2010年ショウ雑感(その4)
“The Sonus faber” を鳴らしていたパワーアンプはソウリューションのモノーラルタイプだったから、
おそらくコントロールアンプもCDプレーヤーもソウリューションだったであろう。
アナログプレーヤーは、トーレンスのTD550だった。
CDのときとアナログディスクのときとでの音の違いは、
ソウリューションのCDプレーヤーとトーレンスのアナログプレーヤーとの音の差によるものだったのか、
それともアナログディスクとCDという、プログラムソース側の特質の差によるものだったか、
どちらなのかを判断することは、あの場ではできない。
それでも、ただ直感だけでいわせてもらえるなら、
CDとアナログディスクの違いによるものが大きいように思っている。
もちろんトーレンスとソウリューションという違いもそこに加わってものだということはわかったうえで、
それでもトーレンスのプレーヤーでアナログディスクを鳴らしているときの “The Sonus faber” は、
楽しい音、と書くよりも、愉しい音、としたほうがぴったりくる。
さきほど聴いたスピーカーとは思えないほど、その表情が違っている。
私が聴くことのできたアナログディスクは2枚でおわった。
そのあと、またCDで鳴らされている。
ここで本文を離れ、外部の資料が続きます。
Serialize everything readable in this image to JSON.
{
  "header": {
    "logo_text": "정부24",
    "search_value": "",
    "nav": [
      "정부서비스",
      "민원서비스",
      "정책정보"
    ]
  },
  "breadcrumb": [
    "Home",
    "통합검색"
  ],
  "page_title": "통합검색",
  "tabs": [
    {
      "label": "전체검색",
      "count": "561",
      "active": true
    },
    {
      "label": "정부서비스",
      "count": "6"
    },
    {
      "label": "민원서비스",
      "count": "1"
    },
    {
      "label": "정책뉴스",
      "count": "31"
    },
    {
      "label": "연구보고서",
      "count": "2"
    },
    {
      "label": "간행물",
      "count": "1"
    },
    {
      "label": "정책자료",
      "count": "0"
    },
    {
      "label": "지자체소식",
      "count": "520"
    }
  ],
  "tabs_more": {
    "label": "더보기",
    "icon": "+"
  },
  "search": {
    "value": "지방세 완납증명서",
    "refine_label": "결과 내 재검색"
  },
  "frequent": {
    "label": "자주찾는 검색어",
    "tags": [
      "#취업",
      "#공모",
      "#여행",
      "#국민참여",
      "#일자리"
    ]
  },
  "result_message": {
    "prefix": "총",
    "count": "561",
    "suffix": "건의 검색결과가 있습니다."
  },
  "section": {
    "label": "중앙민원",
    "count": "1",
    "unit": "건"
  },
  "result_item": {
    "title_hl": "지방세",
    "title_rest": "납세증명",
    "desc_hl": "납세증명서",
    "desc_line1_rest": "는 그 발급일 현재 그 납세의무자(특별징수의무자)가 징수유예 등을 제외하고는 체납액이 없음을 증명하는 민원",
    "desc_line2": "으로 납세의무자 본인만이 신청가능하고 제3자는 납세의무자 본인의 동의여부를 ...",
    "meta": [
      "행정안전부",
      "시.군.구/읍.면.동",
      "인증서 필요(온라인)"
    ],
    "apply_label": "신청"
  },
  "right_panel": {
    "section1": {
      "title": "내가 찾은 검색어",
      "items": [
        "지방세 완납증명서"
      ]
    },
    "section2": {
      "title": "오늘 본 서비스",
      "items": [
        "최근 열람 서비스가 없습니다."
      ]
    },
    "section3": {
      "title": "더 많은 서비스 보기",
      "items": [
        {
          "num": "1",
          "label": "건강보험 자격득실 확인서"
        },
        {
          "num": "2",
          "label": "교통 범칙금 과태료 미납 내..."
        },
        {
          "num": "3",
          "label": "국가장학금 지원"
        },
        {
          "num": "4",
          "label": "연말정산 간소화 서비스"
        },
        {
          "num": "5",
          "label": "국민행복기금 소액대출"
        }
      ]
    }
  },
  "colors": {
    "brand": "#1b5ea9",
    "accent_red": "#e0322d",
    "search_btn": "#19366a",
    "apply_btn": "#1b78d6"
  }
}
たしかに、これは、さきほど聴いた音である。
何が悪い、というわけではないけれど、アナログディスクでの音を聴いた直後では、
よけいに魅力を感じにくくなっている。<
アナログディスクで鳴っている "The Sonus faber" の音を聴いていて想いだしていたのは、
1980年前後のオーディオの愉しさだった。
なぜだか、あのころのオーディオへのひたむきな気持がよみがえってきたような感じもあって、
「あぁ、これだ!」と心の中でつぶやきながら聴いていた。
それは決して "The Sonus faber" の音が、その当時の音だということではない。
ただ、アナログディスクでの "The Sonus faber" から出てきた音のなにかがトリガーとなって、
そういう気持になっただけのことかもしれない。
さすれば個人的な印象の領域を一歩もでないことゆえに、
読んでくださっている方の参考にはまるでならないことだろう。
それでも......、それだからこそ、今回のショウで聴くことのできた音の中では、
"The Sonus faber" の音がもっとも印象的ではあった。